• Many protestant denominations have female ministers.
  • The question translated: "Why do Christians follow the rule in the Bible about women not being pastors? Don't they realize that the Bible they follow is obsolete?" *** In the Bible, Paul the Apostle instructs a pastor (paraphrased), "You will not allow a woman to speak." Now...obviously that doesn't mean "You will stop all women from speaking everywhere." I think it obvious, with the realization that the instruction was given to a pastor, that Paul meant "You will not allow a woman to orate in your church [during church services]." There is a related passage from Paul that teaches [paraphrased] "You shall not allow a woman to teach the men of the church." MOST Christians believe that the Bible's teachings are inspired of God, and - so - these rules set down by Paul are equally inspired of God. That is to say: most Christians believe that what the Bible teaches about how Christians should act is, in fact, how Christians should act. AND...that includes not allowing women to orate or teach the men of the church. (Some denominations are even more strict with regard to those rules.) Finally, again from Paul, we have instructions regarding officers of the church: deacons and presbyters. In both passages Paul informs us that these officers should be MEN (interestingly: men with no more than one wife are specified, clearly indicating that at least some Christian men of the time did have more than one wife). *** But note that there is a woman in the Bible who is widely considered by Christian theologians to have been a deacon, and so in some Christian denominations, despite Paul's teaching of choosing only men for this office, women are allowed to become deacons (but still: not pastors). *** Only churches who interpret Paul's instructions as PERSONAL OPINION ***instead of*** INSPIRED TEACHING OF GOD allow women to be pastors. Personally, I believe such an interpretation is bankrupt. (That is: I think the interpretation is adopted specifically for the purpose of allowing women to be pastors, rather than the other way around. The interpretation should dictate doctrine, not vice-versa!)

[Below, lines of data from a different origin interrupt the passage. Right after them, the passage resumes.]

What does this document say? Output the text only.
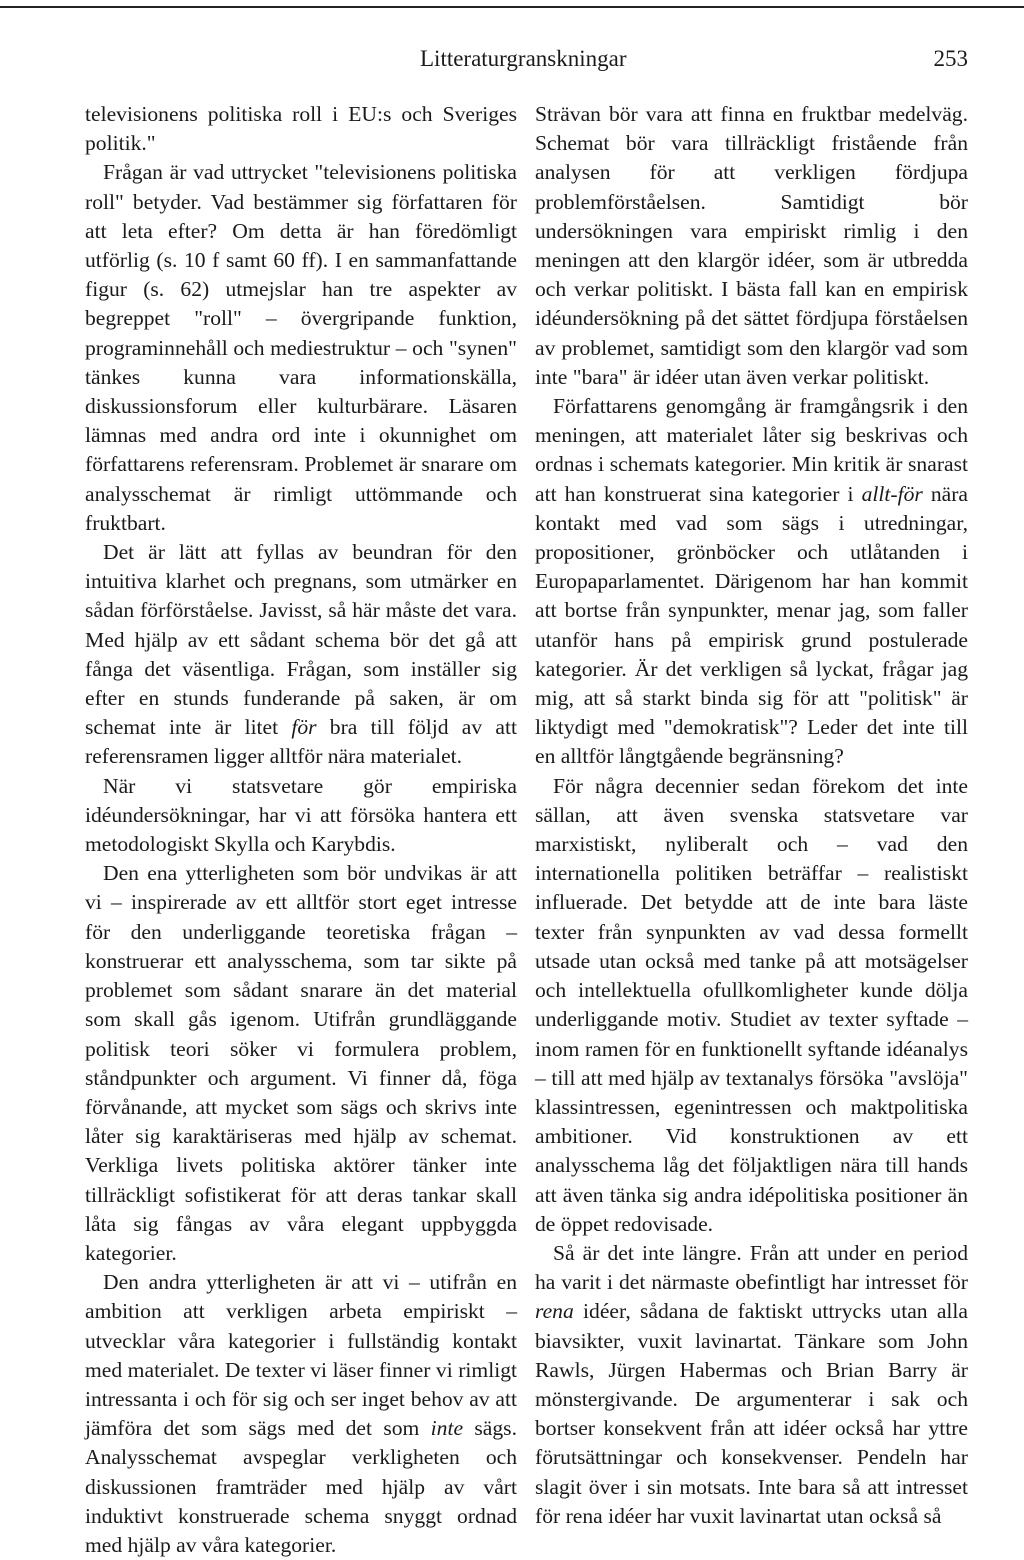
Litteraturgranskningar	253

televisionens politiska roll i EU:s och Sveriges politik."

Frågan är vad uttrycket "televisionens politiska roll" betyder. Vad bestämmer sig författaren för att leta efter? Om detta är han föredömligt utförlig (s. 10 f samt 60 ff). I en sammanfattande figur (s. 62) utmejslar han tre aspekter av begreppet "roll" – övergripande funktion, programinnehåll och mediestruktur – och "synen" tänkes kunna vara informationskälla, diskussionsforum eller kulturbärare. Läsaren lämnas med andra ord inte i okunnighet om författarens referensram. Problemet är snarare om analysschemat är rimligt uttömmande och fruktbart.

Det är lätt att fyllas av beundran för den intuitiva klarhet och pregnans, som utmärker en sådan förförståelse. Javisst, så här måste det vara. Med hjälp av ett sådant schema bör det gå att fånga det väsentliga. Frågan, som inställer sig efter en stunds funderande på saken, är om schemat inte är litet för bra till följd av att referensramen ligger alltför nära materialet.

När vi statsvetare gör empiriska idéundersökningar, har vi att försöka hantera ett metodologiskt Skylla och Karybdis.

Den ena ytterligheten som bör undvikas är att vi – inspirerade av ett alltför stort eget intresse för den underliggande teoretiska frågan – konstruerar ett analysschema, som tar sikte på problemet som sådant snarare än det material som skall gås igenom. Utifrån grundläggande politisk teori söker vi formulera problem, ståndpunkter och argument. Vi finner då, föga förvånande, att mycket som sägs och skrivs inte låter sig karaktäriseras med hjälp av schemat. Verkliga livets politiska aktörer tänker inte tillräckligt sofistikerat för att deras tankar skall låta sig fångas av våra elegant uppbyggda kategorier.

Den andra ytterligheten är att vi – utifrån en ambition att verkligen arbeta empiriskt – utvecklar våra kategorier i fullständig kontakt med materialet. De texter vi läser finner vi rimligt intressanta i och för sig och ser inget behov av att jämföra det som sägs med det som inte sägs. Analysschemat avspeglar verkligheten och diskussionen framträder med hjälp av vårt induktivt konstruerade schema snyggt ordnad med hjälp av våra kategorier.

Strävan bör vara att finna en fruktbar medelväg. Schemat bör vara tillräckligt fristående från analysen för att verkligen fördjupa problemförståelsen. Samtidigt bör undersökningen vara empiriskt rimlig i den meningen att den klargör idéer, som är utbredda och verkar politiskt. I bästa fall kan en empirisk idéundersökning på det sättet fördjupa förståelsen av problemet, samtidigt som den klargör vad som inte "bara" är idéer utan även verkar politiskt.

Författarens genomgång är framgångsrik i den meningen, att materialet låter sig beskrivas och ordnas i schemats kategorier. Min kritik är snarast att han konstruerat sina kategorier i allt-för nära kontakt med vad som sägs i utredningar, propositioner, grönböcker och utlåtanden i Europaparlamentet. Därigenom har han kommit att bortse från synpunkter, menar jag, som faller utanför hans på empirisk grund postulerade kategorier. Är det verkligen så lyckat, frågar jag mig, att så starkt binda sig för att "politisk" är liktydigt med "demokratisk"? Leder det inte till en alltför långtgående begränsning?

För några decennier sedan förekom det inte sällan, att även svenska statsvetare var marxistiskt, nyliberalt och – vad den internationella politiken beträffar – realistiskt influerade. Det betydde att de inte bara läste texter från synpunkten av vad dessa formellt utsade utan också med tanke på att motsägelser och intellektuella ofullkomligheter kunde dölja underliggande motiv. Studiet av texter syftade – inom ramen för en funktionellt syftande idéanalys – till att med hjälp av textanalys försöka "avslöja" klassintressen, egenintressen och maktpolitiska ambitioner. Vid konstruktionen av ett analysschema låg det följaktligen nära till hands att även tänka sig andra idépolitiska positioner än de öppet redovisade.

Så är det inte längre. Från att under en period ha varit i det närmaste obefintligt har intresset för rena idéer, sådana de faktiskt uttrycks utan alla biavsikter, vuxit lavinartat. Tänkare som John Rawls, Jürgen Habermas och Brian Barry är mönstergivande. De argumenterar i sak och bortser konsekvent från att idéer också har yttre förutsättningar och konsekvenser. Pendeln har slagit över i sin motsats. Inte bara så att intresset för rena idéer har vuxit lavinartat utan också så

  • Paul speaks to an unorganised Corinthian church that has a circus for a church gathering. You have people speaking in tongues, prophesying, asking questions and preaching all simultaneously as one. In response to this, Paul puts structure to the gatherings by ordering that tongues be ceased, prophecy be done one by one, and women asked to remain silent to give men the chance to preach. This of course does not mean that women are no longer allowed to preach, prophesy and teach. In fact, 1 Corinthians 11:5 urges that women prophesy in the right settings and conditions. Another context we need to take into consideration was the cultural background of the time and proximity. The church of Corinth is not a congregation that was born two weeks ago. It was a church built by people of a different time and a different culture all together. What may mean something to us will mean something completely different to the people of that time. What was ancient Corinth like? It existed in a day and age and in a culture where it was more beneficial and secure for women to refuse certain cultural and societal roles — and leadership was one of them.